Doenças raras
O Simpósio sobre Doenças Raras, realizado pela AFSD – Cavalo Azul, com intervenções marcadas pela experiência, sensibilidade e sabedoria do Dr. João Viegas e da Dr.ª Luísa Diogo, ajudou a esclarecer o que são doenças raras e a situação das famílias com filhos com doenças raras.
Seguiram-se quatro testemunhos de familiares, dois de duas irmãs de jovens com doenças raras, e dois de mães.
Testemunhos bem diferentes, marcados pelas idades, talvez mais pelas vivências dos intervenientes.
As mães deixaram as suas preocupações, as suas incertezas, os medos que as acompanham e que estão para continuar pela vida, sempre com o pensamento nos filhos, filhos que precisam dos cuidados permanentes, sem autonomia para uma vida independente.
Já os testemunhos das irmãs de jovens com doenças raras deixaram entender que não carregam o passado dos seus irmãos, nem as preocupações que o futuro lhes possa pedir, deram uma descontraída visão de seus irmãos, sem sinais de medos e preocupações do futuro.
Fiquei a pensar no significado de tão diferentes testemunhos e se os pais daquelas irmãs de jovens com deficiência se sentiriam representados nas intervenções das suas filhas, que falaram de irmãos sem autonomia.

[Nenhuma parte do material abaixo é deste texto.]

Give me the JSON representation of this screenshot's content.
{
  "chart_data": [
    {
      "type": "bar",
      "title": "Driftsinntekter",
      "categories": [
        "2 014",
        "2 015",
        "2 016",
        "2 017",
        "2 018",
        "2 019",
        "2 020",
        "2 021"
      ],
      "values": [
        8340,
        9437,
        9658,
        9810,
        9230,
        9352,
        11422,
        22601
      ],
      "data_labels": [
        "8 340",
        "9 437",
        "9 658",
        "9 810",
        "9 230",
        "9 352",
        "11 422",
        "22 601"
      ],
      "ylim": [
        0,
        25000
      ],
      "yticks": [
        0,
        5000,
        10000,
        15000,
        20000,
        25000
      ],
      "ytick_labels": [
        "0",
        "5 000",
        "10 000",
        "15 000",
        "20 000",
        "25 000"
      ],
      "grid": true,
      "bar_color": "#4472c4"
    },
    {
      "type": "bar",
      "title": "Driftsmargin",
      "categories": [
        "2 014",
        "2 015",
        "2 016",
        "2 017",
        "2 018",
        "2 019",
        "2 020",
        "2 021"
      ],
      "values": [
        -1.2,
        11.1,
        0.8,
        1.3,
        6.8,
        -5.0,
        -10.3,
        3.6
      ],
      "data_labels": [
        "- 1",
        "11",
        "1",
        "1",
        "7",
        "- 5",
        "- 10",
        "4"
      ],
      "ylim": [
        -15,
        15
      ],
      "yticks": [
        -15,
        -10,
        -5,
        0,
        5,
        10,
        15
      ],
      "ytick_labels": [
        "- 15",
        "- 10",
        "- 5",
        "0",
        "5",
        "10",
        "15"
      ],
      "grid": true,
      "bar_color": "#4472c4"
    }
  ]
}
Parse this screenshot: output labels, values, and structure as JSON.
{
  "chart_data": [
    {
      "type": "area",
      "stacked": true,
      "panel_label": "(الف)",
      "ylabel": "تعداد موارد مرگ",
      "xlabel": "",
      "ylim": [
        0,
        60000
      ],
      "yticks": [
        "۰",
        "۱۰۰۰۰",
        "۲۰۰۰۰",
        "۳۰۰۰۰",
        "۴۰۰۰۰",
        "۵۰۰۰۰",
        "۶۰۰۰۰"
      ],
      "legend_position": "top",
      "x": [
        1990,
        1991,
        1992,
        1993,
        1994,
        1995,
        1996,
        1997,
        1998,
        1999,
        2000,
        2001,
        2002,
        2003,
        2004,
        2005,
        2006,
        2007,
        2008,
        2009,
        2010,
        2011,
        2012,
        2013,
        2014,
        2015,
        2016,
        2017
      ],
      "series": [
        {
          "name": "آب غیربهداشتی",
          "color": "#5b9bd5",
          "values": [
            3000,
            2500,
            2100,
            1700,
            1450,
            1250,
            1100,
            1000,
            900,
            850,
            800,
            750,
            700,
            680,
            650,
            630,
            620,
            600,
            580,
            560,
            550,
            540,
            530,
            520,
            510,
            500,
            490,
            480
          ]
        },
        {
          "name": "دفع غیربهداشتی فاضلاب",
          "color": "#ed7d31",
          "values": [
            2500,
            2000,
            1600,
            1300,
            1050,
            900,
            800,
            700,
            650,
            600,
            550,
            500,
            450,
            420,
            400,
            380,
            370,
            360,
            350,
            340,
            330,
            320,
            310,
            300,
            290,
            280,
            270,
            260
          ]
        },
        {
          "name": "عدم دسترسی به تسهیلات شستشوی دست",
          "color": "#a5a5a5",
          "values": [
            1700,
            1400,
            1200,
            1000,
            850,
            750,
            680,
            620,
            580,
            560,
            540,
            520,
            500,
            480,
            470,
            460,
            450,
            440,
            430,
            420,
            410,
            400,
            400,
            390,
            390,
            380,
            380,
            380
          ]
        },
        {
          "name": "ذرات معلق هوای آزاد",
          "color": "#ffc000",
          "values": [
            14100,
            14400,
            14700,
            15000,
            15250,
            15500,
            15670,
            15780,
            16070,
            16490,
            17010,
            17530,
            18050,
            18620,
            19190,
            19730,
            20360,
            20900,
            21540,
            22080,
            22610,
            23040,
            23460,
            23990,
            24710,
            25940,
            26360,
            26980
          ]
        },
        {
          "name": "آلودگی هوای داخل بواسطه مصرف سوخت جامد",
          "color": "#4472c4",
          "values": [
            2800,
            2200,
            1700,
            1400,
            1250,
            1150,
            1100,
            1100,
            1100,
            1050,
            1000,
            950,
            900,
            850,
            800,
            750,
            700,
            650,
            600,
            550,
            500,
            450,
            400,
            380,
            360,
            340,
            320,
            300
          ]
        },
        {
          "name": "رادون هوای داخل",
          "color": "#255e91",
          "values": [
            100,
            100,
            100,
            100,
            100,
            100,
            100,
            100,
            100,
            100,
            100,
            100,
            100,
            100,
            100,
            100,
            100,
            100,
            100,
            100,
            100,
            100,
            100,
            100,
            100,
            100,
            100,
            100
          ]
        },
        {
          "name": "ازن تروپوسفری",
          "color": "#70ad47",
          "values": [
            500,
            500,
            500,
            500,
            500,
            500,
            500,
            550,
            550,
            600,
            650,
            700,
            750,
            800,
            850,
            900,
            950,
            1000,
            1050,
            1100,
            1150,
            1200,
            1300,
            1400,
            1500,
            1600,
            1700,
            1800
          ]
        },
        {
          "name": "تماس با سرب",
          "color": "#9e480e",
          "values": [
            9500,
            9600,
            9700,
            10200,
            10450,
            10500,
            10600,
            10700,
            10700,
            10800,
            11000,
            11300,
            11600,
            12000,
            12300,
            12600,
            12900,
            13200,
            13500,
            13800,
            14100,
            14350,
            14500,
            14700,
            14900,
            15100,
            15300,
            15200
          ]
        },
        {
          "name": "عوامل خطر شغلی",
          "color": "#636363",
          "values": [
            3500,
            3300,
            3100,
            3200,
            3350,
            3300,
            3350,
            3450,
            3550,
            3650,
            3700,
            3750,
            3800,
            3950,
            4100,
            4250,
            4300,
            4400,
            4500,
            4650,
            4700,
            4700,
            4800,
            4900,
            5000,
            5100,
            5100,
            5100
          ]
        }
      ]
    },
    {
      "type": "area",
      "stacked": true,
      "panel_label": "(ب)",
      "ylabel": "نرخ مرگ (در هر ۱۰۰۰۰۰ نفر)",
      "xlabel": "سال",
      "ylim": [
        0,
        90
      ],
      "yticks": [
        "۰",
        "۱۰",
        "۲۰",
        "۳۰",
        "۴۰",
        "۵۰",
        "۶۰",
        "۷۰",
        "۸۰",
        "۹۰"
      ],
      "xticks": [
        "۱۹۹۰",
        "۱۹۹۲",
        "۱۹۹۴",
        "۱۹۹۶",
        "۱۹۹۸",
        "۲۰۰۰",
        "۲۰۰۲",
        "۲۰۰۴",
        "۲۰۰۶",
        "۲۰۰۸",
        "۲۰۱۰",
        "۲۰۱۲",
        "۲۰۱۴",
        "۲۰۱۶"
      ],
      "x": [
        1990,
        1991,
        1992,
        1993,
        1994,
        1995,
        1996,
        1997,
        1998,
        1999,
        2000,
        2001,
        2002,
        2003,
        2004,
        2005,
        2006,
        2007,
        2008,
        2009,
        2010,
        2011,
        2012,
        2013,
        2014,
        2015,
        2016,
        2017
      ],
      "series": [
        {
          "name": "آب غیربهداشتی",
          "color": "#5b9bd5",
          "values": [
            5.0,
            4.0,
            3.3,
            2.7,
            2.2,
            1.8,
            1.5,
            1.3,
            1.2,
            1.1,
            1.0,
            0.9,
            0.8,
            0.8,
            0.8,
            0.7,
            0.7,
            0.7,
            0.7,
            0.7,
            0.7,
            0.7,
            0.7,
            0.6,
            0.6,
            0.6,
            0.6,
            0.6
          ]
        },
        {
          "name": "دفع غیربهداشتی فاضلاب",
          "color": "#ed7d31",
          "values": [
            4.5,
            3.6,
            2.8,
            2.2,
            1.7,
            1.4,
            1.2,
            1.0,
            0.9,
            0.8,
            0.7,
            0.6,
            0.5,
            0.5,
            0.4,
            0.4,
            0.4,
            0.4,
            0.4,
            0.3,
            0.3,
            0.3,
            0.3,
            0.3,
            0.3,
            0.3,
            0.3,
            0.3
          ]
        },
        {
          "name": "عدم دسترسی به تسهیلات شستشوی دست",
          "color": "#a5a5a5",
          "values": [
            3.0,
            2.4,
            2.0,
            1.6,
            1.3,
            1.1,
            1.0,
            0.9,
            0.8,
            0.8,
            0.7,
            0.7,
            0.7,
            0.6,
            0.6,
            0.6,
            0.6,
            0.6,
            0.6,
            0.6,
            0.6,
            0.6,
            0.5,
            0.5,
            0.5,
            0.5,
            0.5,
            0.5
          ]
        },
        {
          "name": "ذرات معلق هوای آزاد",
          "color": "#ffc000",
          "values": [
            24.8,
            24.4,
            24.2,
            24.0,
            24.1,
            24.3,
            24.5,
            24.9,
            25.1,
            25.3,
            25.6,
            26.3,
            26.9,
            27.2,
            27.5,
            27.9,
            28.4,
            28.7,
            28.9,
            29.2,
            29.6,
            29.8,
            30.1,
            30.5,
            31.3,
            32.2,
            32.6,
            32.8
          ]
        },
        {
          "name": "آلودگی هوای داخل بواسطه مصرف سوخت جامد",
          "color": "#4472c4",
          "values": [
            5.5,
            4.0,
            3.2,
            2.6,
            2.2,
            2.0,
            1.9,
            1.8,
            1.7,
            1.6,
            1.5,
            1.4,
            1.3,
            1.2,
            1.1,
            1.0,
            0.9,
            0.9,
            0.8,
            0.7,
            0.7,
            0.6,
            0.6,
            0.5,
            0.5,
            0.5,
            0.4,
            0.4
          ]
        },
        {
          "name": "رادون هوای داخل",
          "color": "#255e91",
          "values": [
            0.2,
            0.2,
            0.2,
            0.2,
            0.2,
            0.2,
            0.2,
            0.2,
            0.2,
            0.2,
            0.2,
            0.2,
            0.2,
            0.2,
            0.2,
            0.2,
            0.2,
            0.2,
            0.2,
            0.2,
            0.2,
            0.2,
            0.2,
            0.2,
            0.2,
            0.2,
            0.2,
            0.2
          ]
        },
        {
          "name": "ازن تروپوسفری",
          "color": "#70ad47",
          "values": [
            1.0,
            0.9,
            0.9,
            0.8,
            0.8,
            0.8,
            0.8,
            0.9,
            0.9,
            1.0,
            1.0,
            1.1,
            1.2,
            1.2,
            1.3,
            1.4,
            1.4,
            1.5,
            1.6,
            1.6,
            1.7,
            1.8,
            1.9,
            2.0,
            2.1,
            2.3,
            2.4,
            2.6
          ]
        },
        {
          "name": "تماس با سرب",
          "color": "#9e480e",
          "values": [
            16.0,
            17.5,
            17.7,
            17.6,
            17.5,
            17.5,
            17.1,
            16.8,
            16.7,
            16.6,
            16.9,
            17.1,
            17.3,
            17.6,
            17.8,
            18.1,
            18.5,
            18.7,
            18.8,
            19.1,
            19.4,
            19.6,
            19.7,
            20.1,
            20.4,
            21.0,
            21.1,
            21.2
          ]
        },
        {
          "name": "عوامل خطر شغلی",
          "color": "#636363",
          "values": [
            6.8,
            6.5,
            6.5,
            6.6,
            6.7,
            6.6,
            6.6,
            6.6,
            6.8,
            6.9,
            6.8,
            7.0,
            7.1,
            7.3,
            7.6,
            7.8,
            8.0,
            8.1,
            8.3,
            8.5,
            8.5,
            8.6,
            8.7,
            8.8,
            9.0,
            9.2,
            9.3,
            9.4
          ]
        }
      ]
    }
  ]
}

Desci aos anos da infância do meu Tiago, quando andava por mim a vontade de um irmão ou irmã para o Tiago. Um irmão seria poupado, a vida ser-lhe-ia facilitada, todos os seus sonhos seriam apoiados. Os sacrifícios, as privações, as canseiras continuariam a ser dos pais, para assim aliviar, no que fosse possível, o irmão ou irmã, da herança de um irmão sem autonomia para vida independente, mesmo que isso fosse um redobrar de trabalhos.
Aquelas intervenções caíram bem naquele Simpósio. Fiquei a pensar se podem tipificar o sentir de irmãos. Ou se deixaram a impressão de que as intervenções das mães foram lamentações mórbidas.
Dei uma volta pelas leituras que fazem a minha experiência, o meu modo de ver e de julgar estas situações.
Voltei ao livro “O meu irmão”, narrativa que desenvolve episódios da vida de dois irmãos, o Miguel com Trissomia21, com comportamentos e entendimento de criança, sem autonomia para uma vida independente.
O relacionamento entre os dois irmãos está marcado pela dedicação. Também por momentos de irritação, de saturação e cansaço. Também por episódios de violência, porque o Miguel não compreende e deixa-se enredar obsessivamente por situações desastradas.
O júri do Prémio Leya observou que o livro trata a realidade de forma “objectiva e com a violência que estas situações humanas podem desenvolver, obrigando a uma leitura que nos confronta com a dificuldade de um mundo impiedoso”.
O narrador dá a palavra ao seu pai: “Quando se é velho e pai de um deficiente, aprende-se a lidar com o medo. Quando eu for ainda mais velho, que será feito do meu filho? E quando eu morrer? E quando ele se tornar velho e eu já não existir? Este medo será com certeza constituído por muitos outros”.
E o narrador: “Os meus pais já haviam ultrapassado os oitenta anos e o medo acompanhava-os no quotidiano, não o medo por si, mas o medo pelo Miguel”, porque “só o Miguel os preocupava”. O Miguel, já próximo dos 50 anos, mas com entendimento de criança.
E a narrativa de Kenzaburo, prémio Nobel da literatura, quando uma irmã responde aos pais, que se tivesse de casar levava o seu irmão consigo, irmão com deficiência mental. Os pais ironizaram com a situação, perguntando o que diria um jovem esposo ao ver um tal presente que a noiva lhe levava.
Um futuro incerto domina os pensamentos daquela irmã, são dificuldades e medos de quem tem ao seu cuidado um irmão sem autonomia para uma vida independente.
Sob uma “grande tensão nervosa”, sentia-se na vida “sozinha num local isolado, sem ninguém, com um sentimento de vacuidade infinita, triste”.
Teve um sonho de noiva perdida num lugar deserto, sem haver sinal de noivo. Ao seu lado estava o seu irmão, que sentia o mesmo que ela.
Duas leituras, dois contributos para tipificar o sentir de irmãos com irmãos sem autonomia para uma vida independente.